Een ander opvallend resultaat dat Salomons vond, was dat kauwen die meer jongen verzorgen meer inspanning leveren, maar dat ze toch minder succesvol zijn vergeleken met ouderparen met verkleinde broedsels. Jongen in vergrote broedsels groeien minder goed en zijn ook lichter dan hun broertjes en zusjes die opgroeien in verkleinde broedsels. Dat heeft nadelige gevolgen voor hun reproductieve succes in de toekomst.
Tegelijkertijd zijn er aanwijzingen dat zonen en dochters op verschillende manieren omgaan met de verslechterde omstandigheden. Wanneer er meer jongen in het nest zitten en er per jong minder voedsel wordt binnengebracht, ‘kiezen’ zonen voor groei, wat leidt tot minder lange telomeren.

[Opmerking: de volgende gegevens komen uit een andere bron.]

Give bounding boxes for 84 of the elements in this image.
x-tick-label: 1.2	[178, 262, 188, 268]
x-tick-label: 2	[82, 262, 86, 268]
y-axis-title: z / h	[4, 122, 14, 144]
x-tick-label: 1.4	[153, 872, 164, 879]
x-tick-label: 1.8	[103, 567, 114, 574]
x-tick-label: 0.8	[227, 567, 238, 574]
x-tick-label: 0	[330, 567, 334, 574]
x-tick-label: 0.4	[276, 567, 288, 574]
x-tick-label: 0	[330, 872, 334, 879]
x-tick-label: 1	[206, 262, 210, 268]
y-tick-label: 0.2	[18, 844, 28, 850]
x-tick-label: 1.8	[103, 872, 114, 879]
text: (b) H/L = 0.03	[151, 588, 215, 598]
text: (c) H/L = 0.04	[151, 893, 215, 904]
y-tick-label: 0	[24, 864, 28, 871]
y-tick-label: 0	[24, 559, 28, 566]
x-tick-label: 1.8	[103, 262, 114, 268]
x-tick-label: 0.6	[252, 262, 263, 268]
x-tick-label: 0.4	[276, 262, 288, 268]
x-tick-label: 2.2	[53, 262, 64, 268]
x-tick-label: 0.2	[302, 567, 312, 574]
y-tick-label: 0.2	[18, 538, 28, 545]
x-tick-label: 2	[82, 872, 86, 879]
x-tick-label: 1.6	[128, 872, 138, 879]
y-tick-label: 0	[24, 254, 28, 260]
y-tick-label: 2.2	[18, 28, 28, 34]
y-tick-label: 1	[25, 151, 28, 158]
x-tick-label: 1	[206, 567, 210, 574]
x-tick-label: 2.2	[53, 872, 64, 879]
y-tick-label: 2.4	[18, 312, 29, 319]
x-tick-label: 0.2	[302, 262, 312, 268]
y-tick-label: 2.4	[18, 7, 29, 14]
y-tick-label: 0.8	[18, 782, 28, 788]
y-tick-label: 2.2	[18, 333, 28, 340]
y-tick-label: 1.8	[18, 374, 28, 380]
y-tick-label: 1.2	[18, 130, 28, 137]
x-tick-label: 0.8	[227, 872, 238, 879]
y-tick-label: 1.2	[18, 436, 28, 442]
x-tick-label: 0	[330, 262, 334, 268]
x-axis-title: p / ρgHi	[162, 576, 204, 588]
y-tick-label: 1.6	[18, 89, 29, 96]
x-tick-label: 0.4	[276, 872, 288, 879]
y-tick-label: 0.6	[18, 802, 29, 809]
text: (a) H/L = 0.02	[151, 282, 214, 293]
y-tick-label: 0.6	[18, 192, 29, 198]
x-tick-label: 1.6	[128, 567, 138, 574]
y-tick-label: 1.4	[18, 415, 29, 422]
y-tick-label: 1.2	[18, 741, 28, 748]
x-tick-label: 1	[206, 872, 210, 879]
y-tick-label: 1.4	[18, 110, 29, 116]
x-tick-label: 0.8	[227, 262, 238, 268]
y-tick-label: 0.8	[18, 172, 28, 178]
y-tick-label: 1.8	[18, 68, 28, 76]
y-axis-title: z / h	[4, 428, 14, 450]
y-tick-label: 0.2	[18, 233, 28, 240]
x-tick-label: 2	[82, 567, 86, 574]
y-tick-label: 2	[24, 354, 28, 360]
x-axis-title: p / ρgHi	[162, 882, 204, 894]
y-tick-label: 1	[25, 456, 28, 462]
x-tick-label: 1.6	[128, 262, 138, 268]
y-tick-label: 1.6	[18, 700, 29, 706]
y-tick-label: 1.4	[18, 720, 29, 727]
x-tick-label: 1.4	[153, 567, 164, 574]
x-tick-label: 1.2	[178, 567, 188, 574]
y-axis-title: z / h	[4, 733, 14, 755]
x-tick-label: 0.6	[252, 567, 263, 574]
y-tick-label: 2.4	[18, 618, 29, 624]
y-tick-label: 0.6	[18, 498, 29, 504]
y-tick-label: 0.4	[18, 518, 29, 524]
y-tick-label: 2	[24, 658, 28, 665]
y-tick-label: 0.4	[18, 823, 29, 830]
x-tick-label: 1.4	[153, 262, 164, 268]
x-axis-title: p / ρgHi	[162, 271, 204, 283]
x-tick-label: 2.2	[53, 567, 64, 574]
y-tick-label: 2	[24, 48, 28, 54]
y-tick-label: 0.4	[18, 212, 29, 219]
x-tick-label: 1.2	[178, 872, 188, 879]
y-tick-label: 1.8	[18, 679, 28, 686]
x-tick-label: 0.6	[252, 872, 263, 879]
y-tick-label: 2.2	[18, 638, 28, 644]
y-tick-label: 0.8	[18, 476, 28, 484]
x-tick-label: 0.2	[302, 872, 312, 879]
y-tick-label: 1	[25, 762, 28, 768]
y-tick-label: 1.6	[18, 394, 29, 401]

Dochters daarentegen steken juist minder energie in de groei. Hoewel dochters dus kleiner blijven en op het oog meer last lijken te hebben van de verslechterde omstandigheden, is de voorspelling op grond van de effecten op de telomeerlengte dat zonen misschien wel net zo veel last hebben van de manipulatie van de broedselgroottes, maar dat dit zich anders manifesteert.
Tevens blijkt er samenhang te bestaan tussen sociale dominantie en het aantal zonen en dochters in een broedsel. Dominante kauwenparen produceerden tussen 1998 en 2002 meer zonen dan dochters. Paren lager in de rangorde daarentegen produceerden meer dochters.
Dit verband is echter niet constant want in 2004, 2005 en 2007 kregen dominante kauwenparen juist meer dochters. „Een goede verklaring waarom of waardoor de investering in zonen dan wel dochters samenhangt met sociale hiërarchie hebben we nog niet kunnen vinden”, zegt Salomons. Hij ontdekte ook dat hoog in de hiërarchie geplaatste kauwtjes minder succesvol waren in het produceren van nageslacht. „Dit laat zien dat er kosten zijn verbonden aan dominantie. De kosten kunnen in bepaalde gevallen de baten zelfs overtreffen.”
Overlast
De kauw is een van de kleinste kraaiachtigen. Kenmerkend zijn de grijze zijhals en lichtgrijsgroene oogring. Kauwen komen meestal in grote groepen voor en op diverse plaatsen zorgen ze voor overlast. Het voedsel bestaat uit insecten, maar ook zaden, granen, broodkruimels en etensafval lust de kauw graag.